A volte sì, ma non tutti ne traggono beneficio.
Le praterie di fanerogame marine e le foreste di macroalghe non si limitano a fornire habitat. Durante il giorno, un’intensa attività fotosintetica può aumentare notevolmente la concentrazione di ossigeno nell’acqua circostante, aiutando potenzialmente gli animali marini a far fronte alle maggiori richieste metaboliche imposte dalle alte temperature.
Ma questo ossigeno aggiuntivo può davvero aumentare la tolleranza degli animali alle ondate di calore marine?
Nel nostro nuovo studio abbiamo analizzato invertebrati marini provenienti da diversi siti della Laguna di Venezia, esponendoli a temperature crescenti in condizioni normali e in condizioni di sovrasaturazione di ossigeno.
La risposta è stata chiara, ma non semplice.
Una maggiore disponibilità di ossigeno ha aumentato i limiti termici superiori in alcune specie, consentendo in alcuni casi agli animali di tollerare temperature oltre 1 °C più elevate.
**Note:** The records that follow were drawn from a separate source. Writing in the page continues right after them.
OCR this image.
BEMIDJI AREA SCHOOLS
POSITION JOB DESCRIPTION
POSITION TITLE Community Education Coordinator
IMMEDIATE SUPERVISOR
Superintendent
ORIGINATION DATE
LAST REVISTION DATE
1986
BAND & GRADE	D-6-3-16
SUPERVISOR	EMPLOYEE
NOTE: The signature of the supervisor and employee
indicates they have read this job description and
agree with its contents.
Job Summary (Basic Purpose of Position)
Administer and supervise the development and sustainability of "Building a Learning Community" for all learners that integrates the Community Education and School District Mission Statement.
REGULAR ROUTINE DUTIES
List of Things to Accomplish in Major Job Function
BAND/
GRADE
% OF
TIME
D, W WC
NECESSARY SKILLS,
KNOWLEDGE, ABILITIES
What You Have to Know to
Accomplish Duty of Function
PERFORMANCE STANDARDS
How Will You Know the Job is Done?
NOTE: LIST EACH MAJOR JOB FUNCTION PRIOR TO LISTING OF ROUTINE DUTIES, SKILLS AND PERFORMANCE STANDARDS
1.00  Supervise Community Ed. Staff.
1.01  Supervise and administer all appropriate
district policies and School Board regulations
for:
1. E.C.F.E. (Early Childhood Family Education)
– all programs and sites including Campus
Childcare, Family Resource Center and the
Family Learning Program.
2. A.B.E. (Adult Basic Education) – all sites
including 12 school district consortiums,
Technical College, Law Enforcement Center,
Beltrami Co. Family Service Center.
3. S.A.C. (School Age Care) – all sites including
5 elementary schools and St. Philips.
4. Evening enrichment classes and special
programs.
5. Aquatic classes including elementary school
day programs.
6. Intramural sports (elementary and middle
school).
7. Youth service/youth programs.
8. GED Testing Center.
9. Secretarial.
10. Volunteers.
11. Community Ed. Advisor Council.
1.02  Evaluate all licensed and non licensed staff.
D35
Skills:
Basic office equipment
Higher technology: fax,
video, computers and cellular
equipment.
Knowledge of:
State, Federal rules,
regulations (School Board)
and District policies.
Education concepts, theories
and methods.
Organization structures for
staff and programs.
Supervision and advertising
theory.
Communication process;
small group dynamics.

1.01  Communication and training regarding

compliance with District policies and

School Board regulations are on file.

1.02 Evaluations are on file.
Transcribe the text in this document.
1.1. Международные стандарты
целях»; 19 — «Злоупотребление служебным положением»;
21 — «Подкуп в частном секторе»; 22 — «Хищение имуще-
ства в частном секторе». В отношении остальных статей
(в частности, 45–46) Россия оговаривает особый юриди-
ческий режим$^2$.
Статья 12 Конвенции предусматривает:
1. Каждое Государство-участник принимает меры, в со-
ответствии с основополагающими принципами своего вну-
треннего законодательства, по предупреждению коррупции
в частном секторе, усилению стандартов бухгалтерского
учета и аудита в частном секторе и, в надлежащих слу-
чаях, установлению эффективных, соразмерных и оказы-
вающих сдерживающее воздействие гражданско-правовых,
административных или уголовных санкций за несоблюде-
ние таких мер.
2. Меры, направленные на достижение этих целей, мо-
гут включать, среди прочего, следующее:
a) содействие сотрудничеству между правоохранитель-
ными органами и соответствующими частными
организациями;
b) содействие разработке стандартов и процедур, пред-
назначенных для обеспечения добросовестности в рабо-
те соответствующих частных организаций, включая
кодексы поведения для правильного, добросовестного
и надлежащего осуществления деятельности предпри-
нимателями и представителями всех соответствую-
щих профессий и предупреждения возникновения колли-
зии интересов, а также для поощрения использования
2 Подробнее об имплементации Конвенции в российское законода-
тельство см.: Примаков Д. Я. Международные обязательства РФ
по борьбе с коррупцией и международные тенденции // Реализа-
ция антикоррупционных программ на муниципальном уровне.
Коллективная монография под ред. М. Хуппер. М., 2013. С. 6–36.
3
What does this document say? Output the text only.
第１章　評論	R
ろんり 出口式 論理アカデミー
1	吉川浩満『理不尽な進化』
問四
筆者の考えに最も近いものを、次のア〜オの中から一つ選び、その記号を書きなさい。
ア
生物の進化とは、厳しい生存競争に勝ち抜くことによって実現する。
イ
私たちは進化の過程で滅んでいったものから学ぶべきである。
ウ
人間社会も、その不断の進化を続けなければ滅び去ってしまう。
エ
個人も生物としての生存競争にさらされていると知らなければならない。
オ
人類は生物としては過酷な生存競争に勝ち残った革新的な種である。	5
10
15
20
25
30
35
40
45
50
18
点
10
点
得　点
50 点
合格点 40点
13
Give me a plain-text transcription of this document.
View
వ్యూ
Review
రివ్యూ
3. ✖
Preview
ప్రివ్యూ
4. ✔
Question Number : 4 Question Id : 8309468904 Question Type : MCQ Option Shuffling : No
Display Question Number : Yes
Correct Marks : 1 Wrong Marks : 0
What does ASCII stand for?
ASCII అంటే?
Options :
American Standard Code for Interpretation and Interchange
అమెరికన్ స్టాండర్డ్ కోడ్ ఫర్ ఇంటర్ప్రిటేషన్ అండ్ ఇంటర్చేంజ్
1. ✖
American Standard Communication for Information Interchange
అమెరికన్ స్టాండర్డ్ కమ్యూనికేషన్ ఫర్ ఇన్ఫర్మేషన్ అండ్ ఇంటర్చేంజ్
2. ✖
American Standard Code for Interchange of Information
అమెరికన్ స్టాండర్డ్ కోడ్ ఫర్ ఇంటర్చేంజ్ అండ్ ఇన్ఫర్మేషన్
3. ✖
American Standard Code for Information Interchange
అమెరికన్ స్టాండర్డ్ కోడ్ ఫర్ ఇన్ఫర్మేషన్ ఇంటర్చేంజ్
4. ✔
Altre specie, in particolare gli echinodermi, hanno invece tratto scarso o nessun beneficio dalla sovrasaturazione di ossigeno.
Anche popolazioni appartenenti alla stessa specie hanno mostrato risposte diverse a seconda della loro provenienza, suggerendo che la storia ambientale locale possa influenzare non solo la tolleranza termica, ma anche la capacità di sfruttare condizioni caratterizzate da un’elevata disponibilità di ossigeno.
Quindi, i produttori primari possono creare rifugi termici per la vita marina?
Sì — ma non per tutti e non ovunque.
La loro capacità di attenuare gli effetti del riscaldamento estremo dipende dalla fisiologia delle specie, dai meccanismi respiratori e dalla storia ambientale delle popolazioni locali.
C’è inoltre un altro limite importante: la sovrasaturazione di ossigeno generata dalla fotosintesi si verifica principalmente durante le ore diurne. Di notte, la respirazione può invertire questa situazione e portare potenzialmente i livelli di ossigeno al di sotto della saturazione.
La natura può offrire importanti meccanismi di resilienza, ma la loro efficacia dipende dal contesto e non rappresenta una protezione universale contro il cambiamento climatico.
Proteggere le praterie di fanerogame marine e le foreste di macroalghe è essenziale. Tuttavia, la loro capacità di attenuare gli effetti del riscaldamento non può sostituire la necessità di intervenire sul fattore principale alla base del problema: il riscaldamento dell’oceano.